Download Apache Spark: Go to the official Apache Spark website (https://spark.apache.org/downloads.html) and download the latest version of Spark.
Extract Spark: Once downloaded, extract the Spark package to a desired location on your Windows machine.

Configure Environment Variables:

Open the Start menu and search for “Environment Variables.”
Click on “Edit the system environment variables” to open the System Properties window.
Click on “Environment Variables” at the bottom of the window.
Under “System variables,” click “New” and add the following variables:
Variable Name: SPARK_HOME, Variable Value: <path to your Spark installation directory>
Variable Name: HADOOP_HOME, Variable Value: <path to your Hadoop installation directory> (if using Hadoop)
Variable Name: PYSPARK_PYTHON, Variable Value: <path to your Python executable>
Add Spark’s bin directory to PATH: Append the following to the “Path” variable under “System variables”:
%SPARK_HOME%\bin

Verify the Setup: Open a new command prompt and run PySpark to launch the PySpark shell.
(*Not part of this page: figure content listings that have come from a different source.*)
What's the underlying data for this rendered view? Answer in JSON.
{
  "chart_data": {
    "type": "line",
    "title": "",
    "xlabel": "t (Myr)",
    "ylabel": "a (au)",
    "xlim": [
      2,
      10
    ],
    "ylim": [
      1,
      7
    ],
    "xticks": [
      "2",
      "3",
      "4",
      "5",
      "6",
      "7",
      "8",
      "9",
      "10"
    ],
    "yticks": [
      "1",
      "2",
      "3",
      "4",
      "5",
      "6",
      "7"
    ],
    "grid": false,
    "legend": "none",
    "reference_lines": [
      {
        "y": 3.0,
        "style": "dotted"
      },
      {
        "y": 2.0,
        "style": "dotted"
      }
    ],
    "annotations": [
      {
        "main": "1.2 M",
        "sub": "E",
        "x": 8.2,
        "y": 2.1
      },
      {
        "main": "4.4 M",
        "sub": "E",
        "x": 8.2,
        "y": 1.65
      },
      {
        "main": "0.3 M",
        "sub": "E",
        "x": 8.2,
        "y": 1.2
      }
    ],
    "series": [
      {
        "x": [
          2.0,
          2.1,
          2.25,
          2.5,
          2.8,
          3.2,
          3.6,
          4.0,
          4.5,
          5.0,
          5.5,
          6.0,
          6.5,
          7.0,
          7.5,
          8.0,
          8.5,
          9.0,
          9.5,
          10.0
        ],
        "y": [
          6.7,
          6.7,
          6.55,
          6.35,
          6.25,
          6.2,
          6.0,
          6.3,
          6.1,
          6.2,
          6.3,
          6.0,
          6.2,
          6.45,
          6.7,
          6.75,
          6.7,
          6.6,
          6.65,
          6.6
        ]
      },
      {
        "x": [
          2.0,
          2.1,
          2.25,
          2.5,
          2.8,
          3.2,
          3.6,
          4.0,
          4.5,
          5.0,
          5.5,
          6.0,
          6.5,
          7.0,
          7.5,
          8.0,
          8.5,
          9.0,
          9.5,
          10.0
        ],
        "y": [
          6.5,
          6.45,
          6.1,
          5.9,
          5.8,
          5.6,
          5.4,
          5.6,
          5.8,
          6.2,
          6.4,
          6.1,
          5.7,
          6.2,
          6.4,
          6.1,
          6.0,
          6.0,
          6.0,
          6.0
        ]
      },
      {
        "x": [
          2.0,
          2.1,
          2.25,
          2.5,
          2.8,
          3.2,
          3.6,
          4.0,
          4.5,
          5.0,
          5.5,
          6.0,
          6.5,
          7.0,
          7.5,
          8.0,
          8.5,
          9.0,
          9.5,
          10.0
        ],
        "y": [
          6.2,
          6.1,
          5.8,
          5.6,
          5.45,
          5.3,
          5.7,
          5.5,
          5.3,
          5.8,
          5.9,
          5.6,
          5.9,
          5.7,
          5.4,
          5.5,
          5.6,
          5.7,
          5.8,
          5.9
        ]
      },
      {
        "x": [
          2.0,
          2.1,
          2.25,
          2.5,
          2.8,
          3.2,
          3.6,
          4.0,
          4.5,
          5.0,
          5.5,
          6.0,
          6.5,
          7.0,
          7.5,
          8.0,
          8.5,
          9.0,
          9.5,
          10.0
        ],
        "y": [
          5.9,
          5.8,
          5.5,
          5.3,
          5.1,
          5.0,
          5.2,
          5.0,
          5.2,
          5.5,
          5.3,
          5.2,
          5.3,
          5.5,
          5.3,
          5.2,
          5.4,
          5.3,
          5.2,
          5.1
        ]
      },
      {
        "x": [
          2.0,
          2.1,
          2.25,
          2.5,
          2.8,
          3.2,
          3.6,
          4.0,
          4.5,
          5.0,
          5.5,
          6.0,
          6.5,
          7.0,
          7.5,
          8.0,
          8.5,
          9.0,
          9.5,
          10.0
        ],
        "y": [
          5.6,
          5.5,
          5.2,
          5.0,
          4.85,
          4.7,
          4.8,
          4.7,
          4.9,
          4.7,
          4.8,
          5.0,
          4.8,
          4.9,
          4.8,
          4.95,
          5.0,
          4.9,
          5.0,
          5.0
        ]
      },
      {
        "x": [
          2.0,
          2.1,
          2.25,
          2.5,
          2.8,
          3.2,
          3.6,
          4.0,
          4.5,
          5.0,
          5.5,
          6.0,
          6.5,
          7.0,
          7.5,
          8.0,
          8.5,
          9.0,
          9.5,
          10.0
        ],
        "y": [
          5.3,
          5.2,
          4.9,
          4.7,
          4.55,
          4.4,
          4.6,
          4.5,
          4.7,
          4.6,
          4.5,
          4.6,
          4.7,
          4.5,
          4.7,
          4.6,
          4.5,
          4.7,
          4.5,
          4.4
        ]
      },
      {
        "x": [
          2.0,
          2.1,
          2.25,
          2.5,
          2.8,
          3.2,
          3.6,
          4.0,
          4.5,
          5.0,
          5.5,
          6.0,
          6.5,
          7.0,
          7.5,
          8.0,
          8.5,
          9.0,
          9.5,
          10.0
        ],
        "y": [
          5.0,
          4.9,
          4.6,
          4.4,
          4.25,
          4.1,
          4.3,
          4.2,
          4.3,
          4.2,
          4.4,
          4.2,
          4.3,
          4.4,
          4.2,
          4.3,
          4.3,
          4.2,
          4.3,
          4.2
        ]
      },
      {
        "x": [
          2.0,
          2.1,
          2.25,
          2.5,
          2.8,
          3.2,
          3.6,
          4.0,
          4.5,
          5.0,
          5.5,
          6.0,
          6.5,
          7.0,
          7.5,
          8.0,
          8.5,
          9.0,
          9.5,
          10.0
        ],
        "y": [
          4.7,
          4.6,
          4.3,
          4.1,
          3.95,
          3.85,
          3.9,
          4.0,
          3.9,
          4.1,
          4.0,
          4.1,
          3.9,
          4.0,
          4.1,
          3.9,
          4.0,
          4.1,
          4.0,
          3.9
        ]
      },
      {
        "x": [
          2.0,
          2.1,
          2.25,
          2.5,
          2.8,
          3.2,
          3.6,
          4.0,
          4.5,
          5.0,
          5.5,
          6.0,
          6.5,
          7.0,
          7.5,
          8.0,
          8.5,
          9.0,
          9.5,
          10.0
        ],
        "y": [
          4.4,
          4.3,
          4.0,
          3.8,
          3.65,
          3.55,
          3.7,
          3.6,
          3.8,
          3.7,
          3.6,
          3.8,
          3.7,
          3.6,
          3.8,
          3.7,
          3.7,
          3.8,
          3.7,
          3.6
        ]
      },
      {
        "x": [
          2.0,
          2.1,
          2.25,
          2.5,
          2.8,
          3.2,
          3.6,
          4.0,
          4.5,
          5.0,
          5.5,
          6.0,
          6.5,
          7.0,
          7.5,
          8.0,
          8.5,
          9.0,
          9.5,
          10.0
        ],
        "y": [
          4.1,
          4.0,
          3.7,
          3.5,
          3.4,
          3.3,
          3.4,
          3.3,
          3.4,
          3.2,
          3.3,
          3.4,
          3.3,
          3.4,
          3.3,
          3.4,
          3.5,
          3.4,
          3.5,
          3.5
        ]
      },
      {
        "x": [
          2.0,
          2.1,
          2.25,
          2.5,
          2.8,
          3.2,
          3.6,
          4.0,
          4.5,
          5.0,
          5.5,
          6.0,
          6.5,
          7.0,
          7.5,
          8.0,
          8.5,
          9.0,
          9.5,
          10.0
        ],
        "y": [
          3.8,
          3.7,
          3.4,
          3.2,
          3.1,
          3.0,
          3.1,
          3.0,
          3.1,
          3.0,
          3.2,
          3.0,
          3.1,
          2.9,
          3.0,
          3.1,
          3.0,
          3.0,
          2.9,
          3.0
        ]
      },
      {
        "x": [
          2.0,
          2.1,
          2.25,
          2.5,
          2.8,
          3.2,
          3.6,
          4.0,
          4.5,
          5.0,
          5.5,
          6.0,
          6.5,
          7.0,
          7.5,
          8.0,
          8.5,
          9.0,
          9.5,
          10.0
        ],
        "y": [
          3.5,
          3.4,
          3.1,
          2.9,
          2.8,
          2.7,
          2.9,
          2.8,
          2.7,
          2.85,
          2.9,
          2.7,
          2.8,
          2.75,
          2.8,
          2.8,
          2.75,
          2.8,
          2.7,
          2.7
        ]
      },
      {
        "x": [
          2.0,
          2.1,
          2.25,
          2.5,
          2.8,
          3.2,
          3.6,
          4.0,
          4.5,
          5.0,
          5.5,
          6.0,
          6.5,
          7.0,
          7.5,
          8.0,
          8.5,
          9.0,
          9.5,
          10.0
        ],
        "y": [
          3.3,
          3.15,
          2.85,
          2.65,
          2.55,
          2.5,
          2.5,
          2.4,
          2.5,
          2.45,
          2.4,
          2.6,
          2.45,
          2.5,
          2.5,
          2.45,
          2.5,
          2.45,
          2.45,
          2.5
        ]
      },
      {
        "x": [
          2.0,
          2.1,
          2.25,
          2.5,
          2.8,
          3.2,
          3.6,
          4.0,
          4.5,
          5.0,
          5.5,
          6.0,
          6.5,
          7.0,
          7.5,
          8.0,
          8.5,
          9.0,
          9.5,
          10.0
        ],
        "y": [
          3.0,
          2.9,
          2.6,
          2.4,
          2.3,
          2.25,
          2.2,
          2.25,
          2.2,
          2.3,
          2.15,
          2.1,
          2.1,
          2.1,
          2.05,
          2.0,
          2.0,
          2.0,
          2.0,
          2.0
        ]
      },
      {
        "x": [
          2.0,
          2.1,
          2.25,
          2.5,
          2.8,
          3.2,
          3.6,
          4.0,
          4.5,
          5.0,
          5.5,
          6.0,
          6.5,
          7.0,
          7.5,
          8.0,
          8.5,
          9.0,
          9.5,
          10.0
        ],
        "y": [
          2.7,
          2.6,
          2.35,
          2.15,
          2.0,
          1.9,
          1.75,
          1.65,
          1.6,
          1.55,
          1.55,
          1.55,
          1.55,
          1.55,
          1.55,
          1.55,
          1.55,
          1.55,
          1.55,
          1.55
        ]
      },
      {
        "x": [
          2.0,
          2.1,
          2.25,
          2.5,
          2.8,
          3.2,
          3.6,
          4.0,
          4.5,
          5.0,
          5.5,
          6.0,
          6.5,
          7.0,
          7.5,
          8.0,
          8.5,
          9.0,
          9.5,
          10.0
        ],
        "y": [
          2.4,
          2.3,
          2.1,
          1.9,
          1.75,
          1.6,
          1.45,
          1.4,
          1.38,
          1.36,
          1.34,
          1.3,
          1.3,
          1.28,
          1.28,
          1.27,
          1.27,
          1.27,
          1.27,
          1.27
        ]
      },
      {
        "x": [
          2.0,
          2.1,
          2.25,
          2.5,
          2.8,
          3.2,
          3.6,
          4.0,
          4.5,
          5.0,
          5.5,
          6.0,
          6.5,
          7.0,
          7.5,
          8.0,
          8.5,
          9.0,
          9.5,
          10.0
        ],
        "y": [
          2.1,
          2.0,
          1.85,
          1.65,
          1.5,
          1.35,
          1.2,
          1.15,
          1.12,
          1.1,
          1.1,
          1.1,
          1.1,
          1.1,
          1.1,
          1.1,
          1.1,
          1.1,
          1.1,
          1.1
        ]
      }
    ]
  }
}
If it starts without errors, the setup is successful.

Testing the PySpark Installation:

  • Open a new terminal or command prompt window.
  • Run the following command to start the PySpark shell:
pyspark
>>>
  • If everything is set up correctly, you should see the PySpark shell starting and a Python prompt (>>>) appearing.
  • You can test PySpark by running simple PySpark commands, such as creating RDDs or DataFrames and performing basic operations on them.